Geholfen hat das alleine aber noch nicht, immernoch die gleichen seltsamen Vorkommnisse - einmal gehts, einmal nicht.
Ich habe nun das ganze Programm umgeschrieben, MediaTracker über den Haufen geworfen und ImageIO benutzt. Jedes Bild wird nach dem CropImageFiltern direkt in ein BufferedImage geschrieben, und jetzt funktioniert es.
Ich kann mir zwar immer noch nicht vorstellen, wieso das mit Image nicht lösbar sein soll, aber naja... 

Gruss smf68


----------



## kaie (11. Okt 2006)

Wie so oft auch hier: asynchrones Laden der Bilder! Die Bilder werden in einem separaten Thread geladen. Warte entweder, bis Dein Bild geladen wurde (mit MediaTracker) oder benutze direkt ein synchronisiertes Laden, z.B. mit ImageIO.


----------



## smf68 (12. Okt 2006)

Das tue ich jetzt ja auch. Seltsam ist nur, dass ich auch nach geraumer Zeit nichts angezeigt bekam... 
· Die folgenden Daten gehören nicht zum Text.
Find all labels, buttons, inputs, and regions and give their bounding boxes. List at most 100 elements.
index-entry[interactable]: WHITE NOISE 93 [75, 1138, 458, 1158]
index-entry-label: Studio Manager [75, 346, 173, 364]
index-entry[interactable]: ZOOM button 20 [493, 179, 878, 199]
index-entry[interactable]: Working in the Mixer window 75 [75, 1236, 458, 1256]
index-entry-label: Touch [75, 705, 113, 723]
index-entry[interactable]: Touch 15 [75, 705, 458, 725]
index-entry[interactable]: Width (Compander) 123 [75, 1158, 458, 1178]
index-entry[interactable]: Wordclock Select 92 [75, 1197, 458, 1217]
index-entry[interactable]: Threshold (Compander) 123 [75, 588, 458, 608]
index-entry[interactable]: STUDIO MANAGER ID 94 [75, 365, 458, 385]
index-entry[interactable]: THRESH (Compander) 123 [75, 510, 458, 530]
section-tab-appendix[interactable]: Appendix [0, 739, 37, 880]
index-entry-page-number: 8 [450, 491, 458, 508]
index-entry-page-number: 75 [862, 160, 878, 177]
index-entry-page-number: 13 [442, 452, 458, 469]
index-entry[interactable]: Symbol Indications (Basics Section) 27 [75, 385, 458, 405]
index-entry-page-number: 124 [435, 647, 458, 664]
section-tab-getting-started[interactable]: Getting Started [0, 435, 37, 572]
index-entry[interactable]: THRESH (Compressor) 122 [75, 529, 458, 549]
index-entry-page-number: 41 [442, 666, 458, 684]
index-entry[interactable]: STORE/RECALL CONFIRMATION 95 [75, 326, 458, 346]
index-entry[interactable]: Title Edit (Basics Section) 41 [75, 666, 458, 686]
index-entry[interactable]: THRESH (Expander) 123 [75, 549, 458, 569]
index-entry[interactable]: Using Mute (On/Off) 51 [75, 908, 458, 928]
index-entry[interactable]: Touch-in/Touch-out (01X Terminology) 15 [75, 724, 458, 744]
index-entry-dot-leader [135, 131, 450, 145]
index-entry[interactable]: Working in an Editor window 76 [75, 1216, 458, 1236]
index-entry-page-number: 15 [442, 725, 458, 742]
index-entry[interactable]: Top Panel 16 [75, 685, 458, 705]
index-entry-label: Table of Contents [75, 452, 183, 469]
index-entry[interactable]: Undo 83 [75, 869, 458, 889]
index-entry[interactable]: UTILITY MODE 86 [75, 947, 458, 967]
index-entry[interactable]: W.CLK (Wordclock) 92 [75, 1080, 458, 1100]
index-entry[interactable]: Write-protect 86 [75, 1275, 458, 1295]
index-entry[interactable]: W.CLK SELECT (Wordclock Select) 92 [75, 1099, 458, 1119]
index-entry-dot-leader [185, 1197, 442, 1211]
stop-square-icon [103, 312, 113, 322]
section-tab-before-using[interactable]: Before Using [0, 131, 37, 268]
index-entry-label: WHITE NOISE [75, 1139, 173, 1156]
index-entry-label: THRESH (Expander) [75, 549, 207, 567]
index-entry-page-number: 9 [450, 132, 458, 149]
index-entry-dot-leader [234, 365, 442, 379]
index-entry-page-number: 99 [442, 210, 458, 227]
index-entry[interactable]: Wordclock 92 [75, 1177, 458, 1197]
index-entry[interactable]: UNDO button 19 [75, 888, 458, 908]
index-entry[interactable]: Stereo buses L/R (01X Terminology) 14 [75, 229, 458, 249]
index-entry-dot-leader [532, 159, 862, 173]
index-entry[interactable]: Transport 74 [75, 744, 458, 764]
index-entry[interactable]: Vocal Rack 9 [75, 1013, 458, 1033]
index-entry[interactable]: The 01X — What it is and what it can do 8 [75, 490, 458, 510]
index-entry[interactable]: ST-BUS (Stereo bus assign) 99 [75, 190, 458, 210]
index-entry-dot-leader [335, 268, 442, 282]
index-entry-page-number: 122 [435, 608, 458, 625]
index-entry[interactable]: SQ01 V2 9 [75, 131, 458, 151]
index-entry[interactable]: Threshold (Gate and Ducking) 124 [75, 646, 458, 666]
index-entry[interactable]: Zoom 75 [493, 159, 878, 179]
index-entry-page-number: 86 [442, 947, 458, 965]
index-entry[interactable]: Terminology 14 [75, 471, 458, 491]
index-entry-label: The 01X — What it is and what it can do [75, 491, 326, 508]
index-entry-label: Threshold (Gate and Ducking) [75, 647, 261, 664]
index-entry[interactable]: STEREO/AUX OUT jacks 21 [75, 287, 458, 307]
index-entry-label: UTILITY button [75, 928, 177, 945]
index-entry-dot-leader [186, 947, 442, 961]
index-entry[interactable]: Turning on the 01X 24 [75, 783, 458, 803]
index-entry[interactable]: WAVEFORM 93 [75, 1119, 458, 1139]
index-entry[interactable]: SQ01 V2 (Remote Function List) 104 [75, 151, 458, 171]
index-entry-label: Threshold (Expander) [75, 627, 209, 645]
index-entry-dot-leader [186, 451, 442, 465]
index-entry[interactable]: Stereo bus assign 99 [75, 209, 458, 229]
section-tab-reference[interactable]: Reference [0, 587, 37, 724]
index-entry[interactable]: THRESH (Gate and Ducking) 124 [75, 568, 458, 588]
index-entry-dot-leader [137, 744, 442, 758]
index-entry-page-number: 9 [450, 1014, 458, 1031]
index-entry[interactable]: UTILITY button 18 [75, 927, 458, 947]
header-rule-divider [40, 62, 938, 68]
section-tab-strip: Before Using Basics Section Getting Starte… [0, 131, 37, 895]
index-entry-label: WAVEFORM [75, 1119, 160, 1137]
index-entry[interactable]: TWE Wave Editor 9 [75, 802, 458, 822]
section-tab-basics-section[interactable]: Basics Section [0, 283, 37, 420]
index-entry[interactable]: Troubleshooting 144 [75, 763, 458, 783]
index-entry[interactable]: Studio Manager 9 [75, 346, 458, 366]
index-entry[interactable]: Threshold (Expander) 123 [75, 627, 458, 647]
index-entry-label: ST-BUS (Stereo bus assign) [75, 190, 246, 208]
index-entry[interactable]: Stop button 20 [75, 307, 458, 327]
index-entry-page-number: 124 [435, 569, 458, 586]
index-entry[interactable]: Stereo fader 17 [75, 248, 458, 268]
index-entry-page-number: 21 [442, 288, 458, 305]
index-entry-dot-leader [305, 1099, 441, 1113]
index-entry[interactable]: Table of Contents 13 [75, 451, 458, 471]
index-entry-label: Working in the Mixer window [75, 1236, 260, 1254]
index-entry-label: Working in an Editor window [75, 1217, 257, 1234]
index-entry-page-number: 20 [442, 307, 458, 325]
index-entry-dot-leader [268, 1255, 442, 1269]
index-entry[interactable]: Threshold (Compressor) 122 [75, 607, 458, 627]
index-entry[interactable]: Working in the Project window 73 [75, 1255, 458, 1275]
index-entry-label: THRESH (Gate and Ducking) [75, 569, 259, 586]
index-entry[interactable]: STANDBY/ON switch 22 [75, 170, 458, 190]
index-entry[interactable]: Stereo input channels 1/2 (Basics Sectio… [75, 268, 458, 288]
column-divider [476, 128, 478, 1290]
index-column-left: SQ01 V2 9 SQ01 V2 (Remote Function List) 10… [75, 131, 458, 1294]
Was ich auch gelesen habe ist, dass ein Image-Objekt angeblich nur einmal gezeichnet werden kann, irgendwie aber kaum vorstellbar, weil ich sonst ja gar nie etwas angezeigt bekommen hätte (bzw ziemlich kurz bei einer Framerate von 75). Habe auch in der Doku nichts dazu gefunden. 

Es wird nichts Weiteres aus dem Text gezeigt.